LEGAL PRINCIPLE: EVIDENCE LAW – Non-Confessional Statements – When Not Hearsay
PRINCIPLE STATEMENT
Evidence of a statement made to a witness by a person who is not himself called as a witness may or may not be hearsay; it is hearsay and inadmissible when the object is to establish the truth of what is contained in the statement; it is not hearsay and is admissible when it is proposed to establish by the evidence, not the truth of the statement, but the fact that it was made.
RATIO DECIDENDI (SOURCE)
"Evidence of a statement made to a witness by a person who is not himself called as a witness may or may not be hearsay. It is hearsay and inadmissible when the object of the evidence is to establish the truth of what is contained in the statement.

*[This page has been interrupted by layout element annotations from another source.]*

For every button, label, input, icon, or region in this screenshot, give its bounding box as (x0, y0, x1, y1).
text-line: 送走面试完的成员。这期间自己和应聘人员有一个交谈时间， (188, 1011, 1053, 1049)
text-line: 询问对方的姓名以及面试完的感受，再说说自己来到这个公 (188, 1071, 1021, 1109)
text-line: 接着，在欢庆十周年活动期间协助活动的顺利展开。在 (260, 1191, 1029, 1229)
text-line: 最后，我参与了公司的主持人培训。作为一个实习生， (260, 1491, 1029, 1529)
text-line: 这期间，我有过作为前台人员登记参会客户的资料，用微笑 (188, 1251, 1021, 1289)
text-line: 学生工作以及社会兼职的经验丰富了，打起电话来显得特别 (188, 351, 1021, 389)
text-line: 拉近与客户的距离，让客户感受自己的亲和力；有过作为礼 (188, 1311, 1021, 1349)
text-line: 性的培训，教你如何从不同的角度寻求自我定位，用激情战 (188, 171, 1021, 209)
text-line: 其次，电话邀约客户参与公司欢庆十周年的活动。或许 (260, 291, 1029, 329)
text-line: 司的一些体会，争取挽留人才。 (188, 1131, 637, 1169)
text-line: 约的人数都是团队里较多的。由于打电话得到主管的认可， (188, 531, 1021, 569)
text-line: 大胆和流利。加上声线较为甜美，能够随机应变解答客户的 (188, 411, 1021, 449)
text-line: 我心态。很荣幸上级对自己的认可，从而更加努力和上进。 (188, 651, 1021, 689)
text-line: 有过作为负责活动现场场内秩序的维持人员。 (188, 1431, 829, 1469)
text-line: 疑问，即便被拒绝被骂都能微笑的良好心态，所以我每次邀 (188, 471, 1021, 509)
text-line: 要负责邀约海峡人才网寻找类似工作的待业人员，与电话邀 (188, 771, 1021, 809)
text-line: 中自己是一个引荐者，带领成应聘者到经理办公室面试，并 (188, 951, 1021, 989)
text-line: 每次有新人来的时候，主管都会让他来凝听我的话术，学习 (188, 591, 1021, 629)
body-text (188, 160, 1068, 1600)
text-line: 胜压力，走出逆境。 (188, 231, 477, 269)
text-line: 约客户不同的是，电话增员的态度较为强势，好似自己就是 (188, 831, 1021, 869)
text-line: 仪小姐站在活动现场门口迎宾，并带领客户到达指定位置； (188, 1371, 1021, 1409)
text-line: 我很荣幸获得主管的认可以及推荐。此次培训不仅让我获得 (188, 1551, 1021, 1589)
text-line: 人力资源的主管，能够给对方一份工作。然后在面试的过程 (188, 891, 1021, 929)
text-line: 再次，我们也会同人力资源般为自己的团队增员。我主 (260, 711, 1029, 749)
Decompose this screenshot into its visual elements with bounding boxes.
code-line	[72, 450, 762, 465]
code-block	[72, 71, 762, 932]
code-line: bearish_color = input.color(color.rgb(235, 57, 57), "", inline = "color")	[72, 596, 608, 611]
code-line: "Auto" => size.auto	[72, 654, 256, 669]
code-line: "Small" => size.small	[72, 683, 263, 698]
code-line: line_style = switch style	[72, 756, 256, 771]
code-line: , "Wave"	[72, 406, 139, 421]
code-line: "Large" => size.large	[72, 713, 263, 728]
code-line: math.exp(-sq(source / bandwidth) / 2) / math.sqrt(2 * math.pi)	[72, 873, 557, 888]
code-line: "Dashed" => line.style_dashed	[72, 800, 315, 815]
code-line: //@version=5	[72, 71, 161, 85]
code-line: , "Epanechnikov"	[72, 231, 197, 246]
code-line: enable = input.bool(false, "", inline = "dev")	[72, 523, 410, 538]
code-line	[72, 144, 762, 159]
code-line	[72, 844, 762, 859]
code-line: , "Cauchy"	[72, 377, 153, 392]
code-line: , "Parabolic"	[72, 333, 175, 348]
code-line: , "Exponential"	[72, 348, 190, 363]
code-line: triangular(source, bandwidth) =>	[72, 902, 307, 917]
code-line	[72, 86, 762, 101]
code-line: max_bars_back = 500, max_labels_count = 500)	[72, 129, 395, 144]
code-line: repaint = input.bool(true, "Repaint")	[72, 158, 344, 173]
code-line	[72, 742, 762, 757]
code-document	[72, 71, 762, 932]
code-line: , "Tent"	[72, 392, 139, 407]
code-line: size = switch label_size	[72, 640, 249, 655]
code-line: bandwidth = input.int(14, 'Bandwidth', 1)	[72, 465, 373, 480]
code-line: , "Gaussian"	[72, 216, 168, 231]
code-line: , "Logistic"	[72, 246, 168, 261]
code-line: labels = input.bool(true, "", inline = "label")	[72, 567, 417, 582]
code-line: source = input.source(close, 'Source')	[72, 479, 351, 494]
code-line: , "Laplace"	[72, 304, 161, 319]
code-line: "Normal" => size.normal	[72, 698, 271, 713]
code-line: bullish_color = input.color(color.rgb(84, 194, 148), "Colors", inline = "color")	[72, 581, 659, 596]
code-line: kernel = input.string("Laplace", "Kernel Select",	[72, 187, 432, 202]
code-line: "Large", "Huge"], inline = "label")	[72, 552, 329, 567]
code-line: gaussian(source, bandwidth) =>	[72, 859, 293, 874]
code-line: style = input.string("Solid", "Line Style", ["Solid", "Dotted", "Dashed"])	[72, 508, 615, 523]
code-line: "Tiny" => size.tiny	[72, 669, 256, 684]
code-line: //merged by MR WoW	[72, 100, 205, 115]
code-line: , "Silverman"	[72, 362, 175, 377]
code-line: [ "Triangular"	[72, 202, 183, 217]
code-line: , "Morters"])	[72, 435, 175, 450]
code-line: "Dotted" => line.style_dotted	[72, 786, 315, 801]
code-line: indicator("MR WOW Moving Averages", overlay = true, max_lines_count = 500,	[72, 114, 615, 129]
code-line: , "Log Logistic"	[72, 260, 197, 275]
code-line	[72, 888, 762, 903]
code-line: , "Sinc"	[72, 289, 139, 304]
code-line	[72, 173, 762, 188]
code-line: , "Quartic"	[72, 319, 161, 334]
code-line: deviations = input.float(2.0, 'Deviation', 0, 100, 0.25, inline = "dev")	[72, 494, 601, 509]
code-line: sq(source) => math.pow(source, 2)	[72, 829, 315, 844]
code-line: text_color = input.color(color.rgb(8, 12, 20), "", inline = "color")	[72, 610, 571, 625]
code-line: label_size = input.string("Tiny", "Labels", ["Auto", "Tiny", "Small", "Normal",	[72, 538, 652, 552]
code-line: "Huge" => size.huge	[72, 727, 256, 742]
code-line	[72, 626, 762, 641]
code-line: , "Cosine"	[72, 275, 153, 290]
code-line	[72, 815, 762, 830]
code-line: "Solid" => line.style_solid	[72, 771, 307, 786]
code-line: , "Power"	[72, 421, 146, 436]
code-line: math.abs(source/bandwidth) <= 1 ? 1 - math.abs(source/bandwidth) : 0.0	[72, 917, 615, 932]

It is not hearsay and is admissible when it is proposed to establish by the evidence, not the truth of the statement, but the fact that it was made."
EXPLANATION / SCOPE
The hearsay rule’s application depends on the purpose for which the statement is tendered. Hearsay (inadmissible): Witness testifies about out-of-court statement to prove the truth of its contents—the statement is offered for its truth value. Example: “X told me the defendant was at the scene” offered to prove defendant was actually at the scene. Not hearsay (admissible): Witness testifies about out-of-court statement merely to prove the statement was made, not to prove its truth. Examples: “X told me the defendant was at the scene” offered to show notice was given, knowledge was communicated, or a threat was made. The distinction is critical: hearsay risks are present only when statement truth is at issue—the declarant isn’t available for cross-examination about accuracy. When only the fact of making the statement matters (not its truth), hearsay concerns don’t arise. Courts must identify: what is the evidence offered to prove? If proving statement truth—hearsay. If proving statement was made—not hearsay.